Kolkata, Sept 02 : Referring to Bengali’s penchant for narratives, thespian Soumitra Chatterjee says that is why the Bengali cine-goer has invented a colloquial synonym ‘Boi’ (Book) for referring to films.
Speaking at the script launch of the blockbuster Belaseshe in book form, the legendary actor recalls, “Even before I joined films we had always been familiar with the term Boi meaning cinema.
“Besides the narrative part, another reason could be books had been the major and important source for film subjects in past,” Soumitra says.
Amazed at the popularity index of Belaseshe, which is on rising graph all over the country, Soumitra says, “It is one of the rare films not inspired by any book.”
“Belaseshe, the blockbuster in which me and Swatilekha (Sengupta) are a part of, has instead inspired a book on the subject which is a reverse flow and unprecedented to me,” the Dadasaheb Phalke awardee, having been associated with directors from Ray to Tapan Sinha and Mrinal Sen and Tarun Majumder, says.
Superstar Prosenjit Chatterjee, turning up in Belaseshe’s director duo Shiboprosad Mukhopadhyay-Nandita Roy’s next film Prakton opposite Rituparna Sengupta, says he has to bear the burden of expectations of Belaseshe.
“Whatever good happens in Bengali film industry we all will share the joy and celebrate.
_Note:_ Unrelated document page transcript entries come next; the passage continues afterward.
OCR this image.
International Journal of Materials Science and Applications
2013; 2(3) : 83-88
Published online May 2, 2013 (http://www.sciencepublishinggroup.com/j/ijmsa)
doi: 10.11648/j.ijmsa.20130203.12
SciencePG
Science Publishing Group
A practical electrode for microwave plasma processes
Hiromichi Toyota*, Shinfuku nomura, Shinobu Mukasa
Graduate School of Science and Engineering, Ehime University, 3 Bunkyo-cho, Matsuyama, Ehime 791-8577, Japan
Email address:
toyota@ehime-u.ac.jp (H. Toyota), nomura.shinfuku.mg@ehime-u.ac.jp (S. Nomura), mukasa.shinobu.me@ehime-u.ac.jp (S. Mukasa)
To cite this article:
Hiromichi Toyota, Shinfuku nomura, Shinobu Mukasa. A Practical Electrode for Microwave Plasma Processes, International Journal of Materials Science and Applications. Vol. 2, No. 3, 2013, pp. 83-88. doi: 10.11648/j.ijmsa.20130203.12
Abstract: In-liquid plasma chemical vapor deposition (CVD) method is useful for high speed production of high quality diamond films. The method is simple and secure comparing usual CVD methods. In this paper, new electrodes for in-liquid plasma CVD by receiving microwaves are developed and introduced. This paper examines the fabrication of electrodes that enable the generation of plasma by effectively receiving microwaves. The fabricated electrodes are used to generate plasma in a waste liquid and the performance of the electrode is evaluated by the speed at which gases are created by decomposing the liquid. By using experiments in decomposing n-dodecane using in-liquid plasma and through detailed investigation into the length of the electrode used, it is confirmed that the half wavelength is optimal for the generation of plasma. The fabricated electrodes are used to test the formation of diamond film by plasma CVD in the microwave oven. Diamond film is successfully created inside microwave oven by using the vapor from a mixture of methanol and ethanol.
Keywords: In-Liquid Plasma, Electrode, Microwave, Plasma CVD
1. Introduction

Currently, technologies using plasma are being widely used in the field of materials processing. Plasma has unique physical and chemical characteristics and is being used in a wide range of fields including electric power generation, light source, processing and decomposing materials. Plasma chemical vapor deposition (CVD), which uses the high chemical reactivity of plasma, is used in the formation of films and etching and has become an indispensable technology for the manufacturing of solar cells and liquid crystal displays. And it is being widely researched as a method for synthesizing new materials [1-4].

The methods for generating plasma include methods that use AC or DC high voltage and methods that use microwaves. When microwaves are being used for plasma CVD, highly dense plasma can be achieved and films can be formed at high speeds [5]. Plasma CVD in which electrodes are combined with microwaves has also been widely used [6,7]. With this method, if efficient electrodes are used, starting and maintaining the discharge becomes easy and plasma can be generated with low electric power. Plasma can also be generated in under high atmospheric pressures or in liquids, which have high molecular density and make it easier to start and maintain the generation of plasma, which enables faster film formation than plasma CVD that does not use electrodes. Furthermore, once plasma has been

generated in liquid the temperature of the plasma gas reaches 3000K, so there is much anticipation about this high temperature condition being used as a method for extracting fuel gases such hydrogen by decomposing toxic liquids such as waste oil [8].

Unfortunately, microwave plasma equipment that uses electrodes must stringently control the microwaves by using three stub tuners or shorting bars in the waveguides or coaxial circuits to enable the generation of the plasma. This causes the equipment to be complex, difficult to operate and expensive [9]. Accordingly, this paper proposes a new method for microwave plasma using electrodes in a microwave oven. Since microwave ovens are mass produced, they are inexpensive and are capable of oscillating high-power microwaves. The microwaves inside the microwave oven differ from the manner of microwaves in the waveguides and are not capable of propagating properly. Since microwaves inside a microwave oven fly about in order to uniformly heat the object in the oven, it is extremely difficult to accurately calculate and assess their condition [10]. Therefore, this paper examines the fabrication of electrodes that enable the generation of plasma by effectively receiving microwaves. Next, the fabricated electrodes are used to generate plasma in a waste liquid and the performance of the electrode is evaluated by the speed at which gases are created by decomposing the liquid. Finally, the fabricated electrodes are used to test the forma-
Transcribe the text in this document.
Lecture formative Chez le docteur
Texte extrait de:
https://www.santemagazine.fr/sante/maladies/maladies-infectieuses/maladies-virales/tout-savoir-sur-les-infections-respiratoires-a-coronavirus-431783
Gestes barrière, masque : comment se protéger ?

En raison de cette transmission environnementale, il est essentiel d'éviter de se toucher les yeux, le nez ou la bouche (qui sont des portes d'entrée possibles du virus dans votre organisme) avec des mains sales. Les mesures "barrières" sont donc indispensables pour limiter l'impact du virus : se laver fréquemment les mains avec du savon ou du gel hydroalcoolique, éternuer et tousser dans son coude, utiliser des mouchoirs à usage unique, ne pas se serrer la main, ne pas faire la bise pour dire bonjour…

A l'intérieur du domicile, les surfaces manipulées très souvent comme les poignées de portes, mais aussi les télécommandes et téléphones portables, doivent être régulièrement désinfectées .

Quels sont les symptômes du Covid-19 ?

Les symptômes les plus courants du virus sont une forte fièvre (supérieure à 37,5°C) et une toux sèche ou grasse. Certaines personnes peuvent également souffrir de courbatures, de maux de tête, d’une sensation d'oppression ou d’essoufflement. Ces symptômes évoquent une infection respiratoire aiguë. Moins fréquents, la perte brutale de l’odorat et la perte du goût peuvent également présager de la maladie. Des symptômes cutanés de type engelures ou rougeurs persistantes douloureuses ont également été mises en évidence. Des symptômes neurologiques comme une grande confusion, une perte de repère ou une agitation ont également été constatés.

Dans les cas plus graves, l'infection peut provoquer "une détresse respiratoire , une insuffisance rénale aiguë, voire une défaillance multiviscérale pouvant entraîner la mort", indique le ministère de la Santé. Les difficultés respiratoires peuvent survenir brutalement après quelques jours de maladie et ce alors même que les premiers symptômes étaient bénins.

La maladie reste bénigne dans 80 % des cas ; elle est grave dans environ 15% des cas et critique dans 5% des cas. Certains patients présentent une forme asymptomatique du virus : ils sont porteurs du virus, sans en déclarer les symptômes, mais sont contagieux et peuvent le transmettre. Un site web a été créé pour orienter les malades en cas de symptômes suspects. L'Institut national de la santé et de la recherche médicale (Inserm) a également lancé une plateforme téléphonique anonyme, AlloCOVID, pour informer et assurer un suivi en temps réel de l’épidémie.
Even if I am not the part of the cast and team it is my success too, We need feel good vibes for this industry very much,” Prosenjit says.
Elaborating, he says, “In my recent visit to Mumbai it was a matter of pride for me when everyone I came across talked about Belaseshe.”
“And it seems Belaseshe will continue to have Houseful board in theatres for months till one day the distributors may have to take it off to give berth to other films,” Prosenjit, having ruled the Bengali film industry for over three decades, says in jest.
‘Feluda’ Director Sandip Ray says Belaseshe can be a Bible for future film makers in Bengal including him and the script by heritage publication house Mitra-Ghosh should be part of the curriculum of film school.
Sandip himself adheres to the narrative form explored magically by his father, maestro Satyajit Ray in his Feluda as well as other films.
Shiboprosad dedicates the book launch event to late writer Suchitra Bhattacharya whose literary works had inspired him to make many celluloid ventures though Belaseshe had been reinvented from a successful theatre production and not a Suchitra story.
“Suchitradi even complained why I did not take the story of her fiction Belaseshe which incidentally shared the same name with my film and was keen to attend the screening. She passed away before that,” Shiboprosad rues.